Scientific classification
- Kingdom: Plantae
- Clade: Tracheophytes
- Clade: Angiosperms
- Clade: Eudicots
- Order: Caryophyllales
- Family: Caryophyllaceae
- Genus: Paronychia
- Species: P. chartacea
- Binomial name: Paronychia chartacea Fernald

= Paronychia chartacea =

- Genus: Paronychia
- Species: chartacea
- Authority: Fernald
- Conservation status: G3

Species of flowering plant

Paronychia chartacea is a rare species of flowering plant in the family Caryophyllaceae known by the common names papery Whitlow-wort and paper nailwort. It is endemic to Florida in the United States. There are two subspecies of the plant; ssp. chartacea occurs in Central Florida, especially the Lake Wales Ridge, and ssp. minima is native to the Florida Panhandle. The two subspecies are geographically separated and do not occur together. Both are included on the federal Endangered Species List, on which the species is designated threatened.

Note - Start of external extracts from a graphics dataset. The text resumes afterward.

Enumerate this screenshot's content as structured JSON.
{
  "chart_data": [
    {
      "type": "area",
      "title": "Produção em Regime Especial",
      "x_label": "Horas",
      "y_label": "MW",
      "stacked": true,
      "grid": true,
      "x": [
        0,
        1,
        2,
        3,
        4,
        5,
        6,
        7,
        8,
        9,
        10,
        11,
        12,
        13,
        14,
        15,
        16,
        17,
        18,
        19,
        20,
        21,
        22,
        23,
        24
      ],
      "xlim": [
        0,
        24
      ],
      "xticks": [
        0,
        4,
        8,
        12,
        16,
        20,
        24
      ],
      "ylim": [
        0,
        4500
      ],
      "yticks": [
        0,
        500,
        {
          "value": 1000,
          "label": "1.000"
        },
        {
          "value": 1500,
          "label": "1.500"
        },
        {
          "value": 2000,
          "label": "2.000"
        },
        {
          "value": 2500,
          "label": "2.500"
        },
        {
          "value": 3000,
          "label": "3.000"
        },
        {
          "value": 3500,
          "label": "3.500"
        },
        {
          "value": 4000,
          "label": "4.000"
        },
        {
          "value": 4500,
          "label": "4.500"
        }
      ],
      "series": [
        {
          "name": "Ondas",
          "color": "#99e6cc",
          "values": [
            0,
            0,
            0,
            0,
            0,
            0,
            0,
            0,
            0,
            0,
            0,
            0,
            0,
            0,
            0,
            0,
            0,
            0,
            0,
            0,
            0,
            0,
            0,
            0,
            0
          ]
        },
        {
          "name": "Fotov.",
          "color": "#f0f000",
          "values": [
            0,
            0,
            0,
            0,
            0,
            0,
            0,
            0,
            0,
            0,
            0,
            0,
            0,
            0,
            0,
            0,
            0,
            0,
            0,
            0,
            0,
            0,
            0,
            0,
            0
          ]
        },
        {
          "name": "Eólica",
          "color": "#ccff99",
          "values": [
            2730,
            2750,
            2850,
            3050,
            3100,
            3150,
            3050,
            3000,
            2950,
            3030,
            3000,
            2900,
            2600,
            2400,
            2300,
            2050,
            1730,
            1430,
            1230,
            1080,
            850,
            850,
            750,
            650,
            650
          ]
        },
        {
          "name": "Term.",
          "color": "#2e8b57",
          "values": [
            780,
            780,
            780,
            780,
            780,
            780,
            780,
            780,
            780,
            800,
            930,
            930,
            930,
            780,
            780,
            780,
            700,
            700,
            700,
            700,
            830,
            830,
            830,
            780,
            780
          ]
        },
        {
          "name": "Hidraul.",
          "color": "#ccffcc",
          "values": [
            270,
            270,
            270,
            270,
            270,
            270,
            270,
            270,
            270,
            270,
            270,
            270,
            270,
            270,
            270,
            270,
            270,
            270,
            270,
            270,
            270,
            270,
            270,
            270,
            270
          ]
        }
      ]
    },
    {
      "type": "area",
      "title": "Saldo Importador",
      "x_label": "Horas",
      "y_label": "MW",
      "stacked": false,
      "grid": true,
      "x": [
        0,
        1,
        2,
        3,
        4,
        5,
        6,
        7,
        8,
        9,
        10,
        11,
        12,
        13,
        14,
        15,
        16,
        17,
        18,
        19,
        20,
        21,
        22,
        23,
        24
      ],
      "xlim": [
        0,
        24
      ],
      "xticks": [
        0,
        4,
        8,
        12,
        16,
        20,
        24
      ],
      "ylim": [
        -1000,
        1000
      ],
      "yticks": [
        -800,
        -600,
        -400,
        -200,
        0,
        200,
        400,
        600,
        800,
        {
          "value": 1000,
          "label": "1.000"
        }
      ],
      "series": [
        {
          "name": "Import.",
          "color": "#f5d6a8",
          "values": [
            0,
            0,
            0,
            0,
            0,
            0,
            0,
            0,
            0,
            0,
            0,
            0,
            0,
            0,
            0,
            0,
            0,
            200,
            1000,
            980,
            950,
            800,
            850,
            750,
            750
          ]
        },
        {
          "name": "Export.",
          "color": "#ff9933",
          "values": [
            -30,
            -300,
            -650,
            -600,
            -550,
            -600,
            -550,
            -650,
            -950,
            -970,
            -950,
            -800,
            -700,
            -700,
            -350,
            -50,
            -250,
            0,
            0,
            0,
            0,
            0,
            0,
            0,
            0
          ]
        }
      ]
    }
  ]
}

This is often an annual herb, though ssp. chartacea may be a short-lived perennial. It produces a short, spreading stem that branches many times to take on a mat-like form. The stem is no more than 20 centimeters long. It is lined with occasional small, leathery leaves which are oblong to triangular in form and just a few millimeters long. The ends of the forking stem branches are dense, highly divided cymes of many tiny flowers. The flowers generally have five sepals, stamens, and other parts, but they may have 3 or 4 parts, a trait unique among the North American Paronychia species. The sepals are brownish or purplish fading to thinned, papery, whitish or translucent edges. The fruit is a minute utricle measuring half a millimeter long. The two subspecies differ in size; ssp. minima has a smaller caudex and smaller inflorescences.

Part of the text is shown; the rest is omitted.